The trouble is, my Gaussian random variables are not independent. They do however all have zero mean and the same variance. Supposing I have a covariance matrix—which again is not a diagonal matrix because they aren't independent, but all the elements along the diagonal are equal to each other because they have the same variance, and in fact the covariance matrix is a symmetric Toeplitz matrix (and I'm not saying that this is important to the solution if there is one, but if it's a necessary property to get anywhere, by all means use that fact)—is there some way to decompose this sum of squares of these Gaussian random variables into perhaps a sum of chi-squared random variables and possibly Gaussian random variables? In other words, I can't directly just square them all and add them together and call it a chi squared distribution because a chi squared distribution is a sum of independent Gaussian squares, and they aren't independent.

I know how to find a linear transformation of the Gaussian random variables which are $n$ independent Gaussians, but that's no help because they aren't the things being squared, you see.

Best Answer

Lets assume you have $X=(X_1, \dots, X_n)$ a random vector with multinormal distribution with expectation vector $\mu$ and covariance matrix $\Sigma$. We are interested in the quadratic form $Q(X)= X^T A X = \sum \sum a_{ij} X_i X_j$. Define $Y = \Sigma^{-1/2} X$ where we are assuming $\Sigma$ is invertible. Write also $Z=(Y-\Sigma^{-1/2} \mu)$, which will have expectation zero and variance matrix the identity.

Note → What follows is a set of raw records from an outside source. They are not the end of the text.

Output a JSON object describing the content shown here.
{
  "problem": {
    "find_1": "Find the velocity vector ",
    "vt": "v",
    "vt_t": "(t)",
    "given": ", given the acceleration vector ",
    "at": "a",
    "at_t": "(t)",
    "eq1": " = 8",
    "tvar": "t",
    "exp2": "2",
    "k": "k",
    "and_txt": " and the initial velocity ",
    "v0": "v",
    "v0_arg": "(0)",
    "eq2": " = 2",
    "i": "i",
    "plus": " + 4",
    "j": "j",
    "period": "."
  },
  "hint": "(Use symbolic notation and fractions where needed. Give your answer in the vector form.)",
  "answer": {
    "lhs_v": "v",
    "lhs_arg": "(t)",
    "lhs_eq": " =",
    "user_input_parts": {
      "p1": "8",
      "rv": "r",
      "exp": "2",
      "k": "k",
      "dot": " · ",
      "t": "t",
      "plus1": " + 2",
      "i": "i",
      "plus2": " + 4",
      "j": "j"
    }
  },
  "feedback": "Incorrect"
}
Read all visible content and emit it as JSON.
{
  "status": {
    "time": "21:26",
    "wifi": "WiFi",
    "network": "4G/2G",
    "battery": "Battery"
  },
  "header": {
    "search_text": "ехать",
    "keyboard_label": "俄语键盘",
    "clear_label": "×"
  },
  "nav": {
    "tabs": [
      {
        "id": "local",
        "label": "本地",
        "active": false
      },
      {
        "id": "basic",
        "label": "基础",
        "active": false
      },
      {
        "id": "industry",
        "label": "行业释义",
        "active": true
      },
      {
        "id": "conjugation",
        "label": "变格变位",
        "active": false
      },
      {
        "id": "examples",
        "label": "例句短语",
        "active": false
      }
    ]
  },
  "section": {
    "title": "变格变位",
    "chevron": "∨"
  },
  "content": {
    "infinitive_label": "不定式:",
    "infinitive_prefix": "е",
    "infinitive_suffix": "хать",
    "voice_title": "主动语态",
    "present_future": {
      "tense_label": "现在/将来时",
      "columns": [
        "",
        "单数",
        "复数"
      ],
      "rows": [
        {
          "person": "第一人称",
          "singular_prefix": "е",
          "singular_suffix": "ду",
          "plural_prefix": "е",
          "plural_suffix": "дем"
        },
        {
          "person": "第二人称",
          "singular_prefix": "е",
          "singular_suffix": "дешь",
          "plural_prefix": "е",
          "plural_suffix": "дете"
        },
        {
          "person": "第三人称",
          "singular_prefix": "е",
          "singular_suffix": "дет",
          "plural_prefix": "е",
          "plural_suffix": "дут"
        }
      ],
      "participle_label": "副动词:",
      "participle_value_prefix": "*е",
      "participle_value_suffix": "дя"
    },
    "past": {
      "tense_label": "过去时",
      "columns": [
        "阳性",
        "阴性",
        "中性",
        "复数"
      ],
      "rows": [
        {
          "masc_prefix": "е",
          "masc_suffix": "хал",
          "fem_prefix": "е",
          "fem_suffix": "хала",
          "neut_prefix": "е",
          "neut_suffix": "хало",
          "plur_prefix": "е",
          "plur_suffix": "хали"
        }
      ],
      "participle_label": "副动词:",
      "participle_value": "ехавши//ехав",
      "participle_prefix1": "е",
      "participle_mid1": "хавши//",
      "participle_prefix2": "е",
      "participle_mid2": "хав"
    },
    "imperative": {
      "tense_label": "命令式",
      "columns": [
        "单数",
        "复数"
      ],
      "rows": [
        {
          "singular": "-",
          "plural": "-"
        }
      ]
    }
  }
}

Now $$ Q(X) = X^T A X= (Z+\Sigma^{-1/2} \mu)^T \Sigma^{1/2}A\Sigma^{1/2} (Z+\Sigma^{-1/2} \mu). $$ Use the spectral theorem now and write $\Sigma^{1/2}A \Sigma^{1/2} = P^T \Lambda P$ where $P$ is an orthogonal matrix (so that$P P^T=P^T P=I$) and $\Lambda$ is diagonal with positive diagonal elements $\lambda_1, \dotsc, \lambda_n$. Write $U = P Z$ so that $U$ is multivariate normal with identity covariance matrix and expectation zero.

We can compute $$ Q(X) = (Z+\Sigma^{-1/2} \mu)^T \Sigma^{1/2}A\Sigma^{1/2} (Z+\Sigma^{-1/2} \mu) \\ = (Z+\Sigma^{-1/2} \mu)^T P^T \Lambda P (Z+\Sigma^{-1/2} \mu) \\ = (PZ+P\Sigma^{-1/2} \mu)^T \Lambda (PZ+P\Sigma^{-1/2} \mu) \\ = (U+b)^T \Lambda (U+b) $$ where now $b = P \Sigma^{-1/2} \mu $. (There was a small typo in above defs of $U$ and $b$, now corrected.) So: $$ Q(X) = X^T A X = \sum_{j=1}^n \lambda_j (U_j+b_j)^2 $$ In your case, $\mu=0$ so $b=0$ so your quadratic form is a linear combination of independent chi-square variables, each with one degree of freedom. In the general case, we will get a linear combination of independent non-central chisquare variables.

If you want to work numerically with that distribution, there is an CRAN package (that is, package for R) implementing it, called CompQuadForm.

If you want (much) more detail, there is a book dedicated to the topic, Mathai & Provost: "Quadratic forms in random variables".